Шрифт:
Интервал:
Закладка:
Пока фру Ларсен ходила за мужем, электрик увидел в кухонном окне Мари и скорчил ей рожу. Она засмеялась и загремела посудой, которую мыла, вот тогда-то Эрлинг и заметил, что она хорошенькая.
Электрик должен был жить в усадьбе, пока не закончит работу. В первый же вечер его подпрыгивающий автомобиль с Мари на переднем сиденье отравил выхлопными газами всю округу: электрик был человек действия. Днем Эрлинг видел, как он тянул провода над двором и, точно муха, ползал по стене дома, казалось, что у него много рук, но при этом они удивительно не мешали друг другу. На него было приятно смотреть, он был ловкий, как ласка. Вечером он так же решительно, как работал, посадил Мари в машину и укатил с нею, времени он не терял.
На другой день электрик, насвистывая, работал не менее энергично, чем накануне, а Мари ходила с затаенной улыбкой, означавшей, что девушка, погрузившись в себя и забыв об окружающем мире, думает об электрике. Вечером Эрлинг видел из окна своего домика, что они сидели на камне и смотрели на воду.

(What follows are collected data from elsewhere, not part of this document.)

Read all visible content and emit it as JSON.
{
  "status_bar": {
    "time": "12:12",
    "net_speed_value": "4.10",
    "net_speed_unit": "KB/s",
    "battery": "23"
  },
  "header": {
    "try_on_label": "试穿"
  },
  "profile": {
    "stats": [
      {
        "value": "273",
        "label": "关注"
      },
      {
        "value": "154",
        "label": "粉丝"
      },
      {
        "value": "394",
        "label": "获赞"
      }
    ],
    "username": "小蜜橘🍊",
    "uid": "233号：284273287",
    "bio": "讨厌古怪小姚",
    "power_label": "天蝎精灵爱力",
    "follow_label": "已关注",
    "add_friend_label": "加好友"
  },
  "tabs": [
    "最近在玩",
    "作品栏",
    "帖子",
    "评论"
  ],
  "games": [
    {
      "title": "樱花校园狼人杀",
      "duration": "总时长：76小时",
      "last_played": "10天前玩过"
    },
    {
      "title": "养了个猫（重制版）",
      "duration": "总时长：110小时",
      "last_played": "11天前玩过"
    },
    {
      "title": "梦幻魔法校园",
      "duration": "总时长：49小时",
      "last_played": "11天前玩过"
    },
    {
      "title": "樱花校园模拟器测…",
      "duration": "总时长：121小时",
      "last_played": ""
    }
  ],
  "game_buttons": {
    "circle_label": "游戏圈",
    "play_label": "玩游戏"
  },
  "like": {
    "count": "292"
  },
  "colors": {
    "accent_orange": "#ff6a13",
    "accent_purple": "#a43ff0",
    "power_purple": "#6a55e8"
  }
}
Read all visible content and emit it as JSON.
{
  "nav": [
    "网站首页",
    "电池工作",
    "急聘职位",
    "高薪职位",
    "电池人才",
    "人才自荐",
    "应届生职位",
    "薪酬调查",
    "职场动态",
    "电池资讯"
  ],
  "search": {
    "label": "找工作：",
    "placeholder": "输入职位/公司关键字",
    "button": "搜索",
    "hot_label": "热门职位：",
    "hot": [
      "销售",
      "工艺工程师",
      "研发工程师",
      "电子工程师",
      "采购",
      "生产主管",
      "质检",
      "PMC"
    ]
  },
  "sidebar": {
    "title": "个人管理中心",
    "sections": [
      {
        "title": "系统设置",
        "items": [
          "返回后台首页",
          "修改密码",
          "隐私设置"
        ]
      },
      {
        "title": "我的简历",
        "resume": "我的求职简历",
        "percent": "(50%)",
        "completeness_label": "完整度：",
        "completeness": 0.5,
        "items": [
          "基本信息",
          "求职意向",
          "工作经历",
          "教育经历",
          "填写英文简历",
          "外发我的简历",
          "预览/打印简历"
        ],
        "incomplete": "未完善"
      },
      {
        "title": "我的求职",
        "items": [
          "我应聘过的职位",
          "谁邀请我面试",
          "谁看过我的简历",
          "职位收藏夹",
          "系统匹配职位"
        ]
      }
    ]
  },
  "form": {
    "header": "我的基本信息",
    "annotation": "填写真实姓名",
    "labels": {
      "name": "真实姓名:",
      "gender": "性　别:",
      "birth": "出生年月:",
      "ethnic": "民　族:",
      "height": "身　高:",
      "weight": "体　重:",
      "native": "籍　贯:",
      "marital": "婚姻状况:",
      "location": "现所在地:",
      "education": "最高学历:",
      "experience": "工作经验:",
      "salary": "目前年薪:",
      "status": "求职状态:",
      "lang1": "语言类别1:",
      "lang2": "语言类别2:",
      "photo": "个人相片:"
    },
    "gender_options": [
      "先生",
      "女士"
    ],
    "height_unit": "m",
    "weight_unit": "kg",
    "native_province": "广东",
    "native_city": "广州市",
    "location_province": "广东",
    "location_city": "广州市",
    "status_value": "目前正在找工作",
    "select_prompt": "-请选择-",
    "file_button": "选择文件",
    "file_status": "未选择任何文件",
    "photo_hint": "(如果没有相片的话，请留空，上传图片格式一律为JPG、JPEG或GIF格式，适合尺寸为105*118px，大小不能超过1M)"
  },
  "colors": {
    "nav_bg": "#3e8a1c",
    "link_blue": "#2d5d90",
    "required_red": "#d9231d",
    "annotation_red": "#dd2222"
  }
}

Однако фру Ларсен не забыла об окружающем мире. Она не могла сохранять вежливость даже по отношению к Эрлингу и швырнула перед ним прибор, словно он был ядовитой змеей. На другой день после того, как Эрлинг видел влюбленных на камне, фру Ларсен схватила мокрую грязную тряпку и хлестнула Мари по лицу. Для девушки это было полной неожиданностью. Все это было проделано молча. Мари отпрянула к стене и уставилась на фру Ларсен, которая наконец разразилась бессвязной бранью. Кроме Эрлинга и этих двух женщин, на кухне никого не было, и Эрлинг предпочел уйти оттуда. После случившегося он уже не мог там работать и решил уехать. Как потом сложились отношения Мари с электриком, он не знал.
Человек, охваченный страстью, ускользает из нашей власти больше, чем кто бы то ни было, кроме, может быть, шизофреников. Наше влияние на него сводится к нулю. Тогда мы пытаемся применить к нему силу. Само собой разумеется, это неудачный метод, но так как другого не существует, мы взрываемся и оправдываем свои поступки моралью. Фру Ларсен ударила Мари, защищая репутацию своего безупречного дома. Результатом стало разрушение. Ее поступок не принес радости ни ей самой, ни Мари с ее электриком. Эрлинг не заметил, чтобы фру Ларсен, если только она не действовала бессознательно, получила удовольствие от своего поступка. Ей следовало знать, что человек, который хочет извлечь пользу из морали, не должен допускать, чтобы она ударила ему в голову.
Фру Ларсен кричала о падении нравственности среди молодежи, но еще не знала, имеет ли это отношение к Мари и электрику, ибо могла только догадываться.
Странно, что человечество не погибло под тяжестью грехов, которых заметно прибавилось с тех пор, как Адам и Ева положили им начало. Каждое поколение молодежи добавляет к ним свои грехи, а потом возмущается следующим поколением, которое делает то же самое. Нет смысла писать о том, как старое поколение смотрит на молодое, достаточно привести одну цитату: «Молодежь нашего времени думает только о себе и не питает никакого уважения ни к старшим вообще, ни к своим родителям в частности. Молодые люди не считают нужным сдерживаться, из их слов ясно, что, кроме них, никто ничего ни в чем не смыслит. То, что мы считаем мудростью, молодежи кажется глупостью. Что же касается девушек, они глупы, нескромны и неженственны во всем — в словах, в поведении и в одежде».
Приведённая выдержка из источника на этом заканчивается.